The answer to our housing crisis lies in creating a third housing market specifically for key workers – a term our government already recognises, but has failed to accommodate properly. The majority of key workers are employed by the States and operate on short-term contracts, five to eight years in most cases. Rather than forcing them into the local market and artificially inflating demand, the government should take direct responsibility for housing them. By developing and managing a key worker housing market, the States could remove key worker demand from the local market, helping to bring house prices back in line with local wages. This would ensure affordability for essential workers without pushing up rents and home prices for local families. It would also allow the States to build and control housing stock tailored to the needs of key workers, preventing the knock-on effects of subsidies distorting the broader rental market. Most importantly, it would provide security for both workers and local residents, ensuring that those on temporary contracts have suitable, affordable housing without displacing locals.

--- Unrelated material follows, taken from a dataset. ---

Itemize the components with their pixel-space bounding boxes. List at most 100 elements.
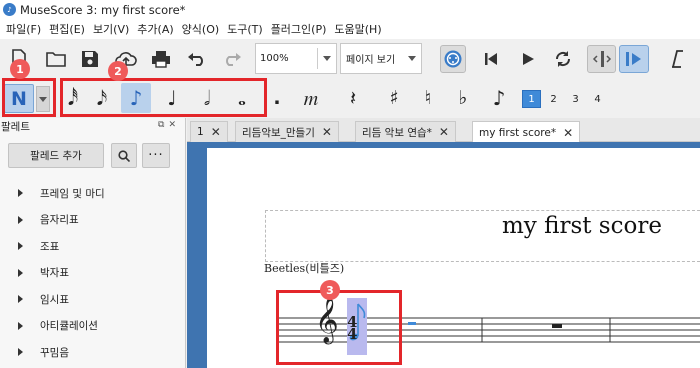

At present, the government’s approach has only made things worse. By subsidising key worker rent to the tune of £1,000 per month, the States has inadvertently inflated rental prices across the island. This has left local workers – some of whom are working side by side with key workers but receive no such subsidy – unable to compete in the rental market. This is not only unjust but unsustainable. If we continue on this trajectory, we risk creating a situation where local people, as I define them – those with generational roots in the island or those born and raised here – become a minority, unable to afford to live in their own homeland. If the government truly values the continuity of our community, it must act decisively.
Introducing a third market would almost certainly cause a decline in local market house prices. Some homeowners will understandably baulk at this, seeing it as a loss of equity. But we must ask ourselves: are we willing to prioritise short-term property values over the long-term sustainability of our island’s people? If we allow the market to continue unchecked, we will reach a tipping point where young local people simply cannot afford to stay – and once they leave, they will not return. There are ways to mitigate this. A gradual implementation of the third market would avoid sudden property devaluation. Tax adjustments for those affected by falling property values could help ease the financial burden. Incentives for home improvements could maintain property value. And first-time local buyers could be prioritised to ensure that falling prices benefit locals rather than outside investors.

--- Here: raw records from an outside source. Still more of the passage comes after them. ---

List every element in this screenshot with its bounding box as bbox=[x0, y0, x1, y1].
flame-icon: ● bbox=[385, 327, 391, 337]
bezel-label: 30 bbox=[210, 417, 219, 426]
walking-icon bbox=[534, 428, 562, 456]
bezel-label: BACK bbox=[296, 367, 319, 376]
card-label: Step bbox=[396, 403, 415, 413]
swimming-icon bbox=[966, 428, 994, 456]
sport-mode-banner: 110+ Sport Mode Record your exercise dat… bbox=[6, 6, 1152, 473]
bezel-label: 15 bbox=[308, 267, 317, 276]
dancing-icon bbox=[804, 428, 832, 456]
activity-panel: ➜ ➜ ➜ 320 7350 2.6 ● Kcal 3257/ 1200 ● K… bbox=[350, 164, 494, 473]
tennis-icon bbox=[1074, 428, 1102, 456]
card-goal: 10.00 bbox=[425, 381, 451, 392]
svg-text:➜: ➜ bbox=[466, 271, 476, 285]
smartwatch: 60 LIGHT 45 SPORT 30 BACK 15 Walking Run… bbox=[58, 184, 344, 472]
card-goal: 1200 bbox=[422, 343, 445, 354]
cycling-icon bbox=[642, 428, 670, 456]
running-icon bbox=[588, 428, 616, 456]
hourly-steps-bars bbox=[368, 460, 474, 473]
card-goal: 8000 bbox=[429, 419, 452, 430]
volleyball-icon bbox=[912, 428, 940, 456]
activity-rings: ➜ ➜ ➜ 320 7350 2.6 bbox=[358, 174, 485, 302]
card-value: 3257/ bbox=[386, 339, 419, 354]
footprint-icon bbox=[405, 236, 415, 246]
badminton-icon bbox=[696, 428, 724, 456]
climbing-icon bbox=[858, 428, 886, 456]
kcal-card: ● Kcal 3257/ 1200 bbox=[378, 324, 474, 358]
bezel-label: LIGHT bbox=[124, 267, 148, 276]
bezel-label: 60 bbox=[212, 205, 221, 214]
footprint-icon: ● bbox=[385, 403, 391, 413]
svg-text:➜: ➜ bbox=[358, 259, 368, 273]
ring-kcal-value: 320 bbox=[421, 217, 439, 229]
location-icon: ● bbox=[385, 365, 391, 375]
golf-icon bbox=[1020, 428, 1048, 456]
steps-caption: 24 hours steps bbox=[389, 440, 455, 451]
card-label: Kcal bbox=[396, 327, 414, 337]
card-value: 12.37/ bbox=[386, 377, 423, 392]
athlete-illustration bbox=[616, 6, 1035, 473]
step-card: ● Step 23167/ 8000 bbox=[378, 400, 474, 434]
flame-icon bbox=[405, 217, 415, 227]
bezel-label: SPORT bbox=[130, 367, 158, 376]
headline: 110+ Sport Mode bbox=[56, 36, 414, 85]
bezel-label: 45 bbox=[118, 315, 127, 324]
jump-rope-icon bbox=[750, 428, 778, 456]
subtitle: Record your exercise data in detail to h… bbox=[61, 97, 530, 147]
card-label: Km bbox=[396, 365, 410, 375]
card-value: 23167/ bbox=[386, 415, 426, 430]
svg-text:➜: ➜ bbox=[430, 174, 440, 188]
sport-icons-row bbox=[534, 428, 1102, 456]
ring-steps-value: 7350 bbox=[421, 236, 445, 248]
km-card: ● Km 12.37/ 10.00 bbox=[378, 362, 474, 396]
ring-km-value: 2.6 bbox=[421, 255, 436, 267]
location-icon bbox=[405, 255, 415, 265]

We must also recognise that the housing crisis is not just about bricks and mortar. It is about identity, community, and the future of Guernsey as we know it. For too long, we have allowed economic pressures to dictate the shape of our island without considering the long-term consequences. We have failed to ask the fundamental question: who is Guernsey for? If the answer is that it is for those who have built their lives here, for those whose families have lived here for generations, or for those born and raised here with no other homeland, then we need policies that reflect that reality. The housing market cannot be an unregulated free-for-all where the highest bidder wins and the locals are priced out. It must be structured in a way that preserves what makes Guernsey unique.
I have no doubt that there will be opposition to this idea. Property developers who have benefited from the current system will cry foul. Landlords who have enjoyed sky-high rental yields will resist any change that threatens their profits. Even some homeowners, worried about the value of their properties, will push back against a plan that might affect their financial standing. But at some point, we need to decide what kind of island we want to be. Do we want to be a place where people with deep roots or long-standing ties can continue to live and thrive? Or do we want to be an island where wealth and influence dictate who gets to stay and who is forced to leave?
The reality is that if we do nothing, the outcome is clear. Guernsey will become a place where only the wealthy can afford to live, where local families are pushed out, and where our unique identity is slowly eroded. We will lose the very thing that makes this island special. That is not a future I am willing to accept. It is time to nail my colours to the mast. A third housing market for key workers is not just a policy proposal – it is a necessity. It is the only way to ensure that Guernsey remains a place where its people, its true people, can continue to call home. It is time for the government to step up, to recognise the problem for what it is, and to take the bold action that is needed. Anything less is a betrayal of the very people this island is meant to serve.